From the Casa Azul to the GreenSchool, Frida Inspires Students and Educators Alike
Patricia Caracappa is a Spanish Teacher at Howitt Middle School in Farmingdale.
I am a teacher certified in both Art and Spanish who visited the FRIDA KAHLO: Art, Garden, Life exhibition on three separate occasions. As I experienced the show in three different ways during a five month period, both with my students and on my own, each visit left me speechless. Here I hope to give voice to my special experiences at the Garden.
My students at Howitt Middle School first experienced the rich offerings of Children’s Education programs related to the exhibition when FRIDA KAHLO opened in May. During the Poetry for Every Season: Mexican Poetry Walk offered by the GreenSchool, my 7th grade Spanish students were challenged to find the connections between the lives of two significant contemporary Mexican artists: the painter Frida Kahlo and the poet Octavio Paz. Examining the thematic images in Kahlo’s artwork and comparing them to the written themes they identified in Paz’ poetry—in Spanish, too!—my students discovered for themselves the significance of the specific choices artists make to communicate ideas they care deeply about both visually and linguistically.
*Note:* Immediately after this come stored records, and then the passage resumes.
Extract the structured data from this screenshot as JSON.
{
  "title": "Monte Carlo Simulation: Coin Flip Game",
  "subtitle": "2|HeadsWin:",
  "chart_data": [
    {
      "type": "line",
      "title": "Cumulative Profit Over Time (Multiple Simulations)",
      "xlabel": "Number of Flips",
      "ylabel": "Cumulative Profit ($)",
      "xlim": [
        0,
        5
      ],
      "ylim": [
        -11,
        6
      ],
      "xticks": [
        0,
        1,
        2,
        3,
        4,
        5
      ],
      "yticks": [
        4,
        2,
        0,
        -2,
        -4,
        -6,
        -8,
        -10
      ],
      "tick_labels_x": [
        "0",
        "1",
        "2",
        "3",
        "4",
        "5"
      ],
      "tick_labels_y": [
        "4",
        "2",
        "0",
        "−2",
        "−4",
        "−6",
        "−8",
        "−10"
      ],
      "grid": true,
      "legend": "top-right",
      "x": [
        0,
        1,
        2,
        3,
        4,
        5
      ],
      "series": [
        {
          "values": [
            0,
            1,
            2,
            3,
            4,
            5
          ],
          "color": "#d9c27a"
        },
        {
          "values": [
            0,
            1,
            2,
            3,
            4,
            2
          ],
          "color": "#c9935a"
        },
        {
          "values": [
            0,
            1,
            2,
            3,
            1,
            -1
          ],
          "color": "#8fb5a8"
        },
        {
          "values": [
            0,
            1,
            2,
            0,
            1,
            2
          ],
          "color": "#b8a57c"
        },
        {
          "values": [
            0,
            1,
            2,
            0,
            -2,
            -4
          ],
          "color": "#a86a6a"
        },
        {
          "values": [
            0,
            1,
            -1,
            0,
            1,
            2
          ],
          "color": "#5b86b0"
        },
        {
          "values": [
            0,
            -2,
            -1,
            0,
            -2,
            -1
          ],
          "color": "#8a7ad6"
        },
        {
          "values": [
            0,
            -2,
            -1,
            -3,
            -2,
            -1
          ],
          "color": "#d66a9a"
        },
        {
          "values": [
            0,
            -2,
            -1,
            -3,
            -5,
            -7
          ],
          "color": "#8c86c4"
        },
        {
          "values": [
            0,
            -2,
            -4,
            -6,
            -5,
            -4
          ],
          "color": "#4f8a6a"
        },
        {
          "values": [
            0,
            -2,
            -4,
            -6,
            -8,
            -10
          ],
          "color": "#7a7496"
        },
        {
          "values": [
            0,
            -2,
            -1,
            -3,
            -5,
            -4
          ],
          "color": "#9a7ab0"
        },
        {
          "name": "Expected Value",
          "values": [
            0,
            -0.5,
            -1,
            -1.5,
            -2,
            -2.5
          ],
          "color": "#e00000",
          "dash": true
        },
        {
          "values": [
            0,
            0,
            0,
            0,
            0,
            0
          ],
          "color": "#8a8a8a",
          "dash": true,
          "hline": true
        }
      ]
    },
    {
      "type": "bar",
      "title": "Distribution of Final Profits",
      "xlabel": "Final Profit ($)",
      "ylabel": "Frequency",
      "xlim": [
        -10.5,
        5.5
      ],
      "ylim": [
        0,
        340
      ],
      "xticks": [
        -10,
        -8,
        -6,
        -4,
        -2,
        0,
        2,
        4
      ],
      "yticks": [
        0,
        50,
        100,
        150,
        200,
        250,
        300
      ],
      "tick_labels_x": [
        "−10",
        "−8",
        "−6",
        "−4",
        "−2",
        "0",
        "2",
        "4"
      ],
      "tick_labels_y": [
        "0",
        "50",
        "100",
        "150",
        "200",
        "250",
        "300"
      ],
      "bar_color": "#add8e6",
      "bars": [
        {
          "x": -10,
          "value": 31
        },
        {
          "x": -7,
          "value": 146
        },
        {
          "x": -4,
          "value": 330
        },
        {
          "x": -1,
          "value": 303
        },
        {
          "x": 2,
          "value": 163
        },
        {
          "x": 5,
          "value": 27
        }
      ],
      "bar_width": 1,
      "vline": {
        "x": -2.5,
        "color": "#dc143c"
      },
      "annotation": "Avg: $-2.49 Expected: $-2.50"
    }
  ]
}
This facilitated program revealed seamlessly the artists’ close observation and symbolic uses of plants, their Mexican nationalism, and their deep appreciation for the natural world.
My second visit to the Garden was during a school break, when my husband and I enjoyed the beauty of the plants and gardens as general visitors. We were blown away by the lively spirit of the Garden and the thoughtful entertainment program offerings which embraced Mexico in an honorable way.
Inspired by my first two visits and reflecting about my experiences teaching Spanish for the past 13 years, I recognized this exhibition as the de facto culmination of my work—the melding of Hispanic heritage with Spanish poetry, history, and art, and I returned on October 30th with my 8th grade art students. This time I dressed for the occasion, as none other than Kahlo herself—I had the best time!
During the fall GreenSchool workshop, Frida Kahlo’s Garden: Observe and Create, my students had the opportunity to not only immerse themselves in a space that re-imagines Frida Kahlo’s time and place in history, but to consider the connections between Kahlo’s art and her domestic space in the Casa Azul. By this time the Casa Azul’s pyramid had also been transformed in preparation for the Mexican holiday, the Day of the Dead. To honor Kahlo with decorations—including an ofrenda—really enriched the program for my students.
It was an honor to visit and experience this exhibition in three different, meaningful ways. I will remember it forever—thank you, NYBG!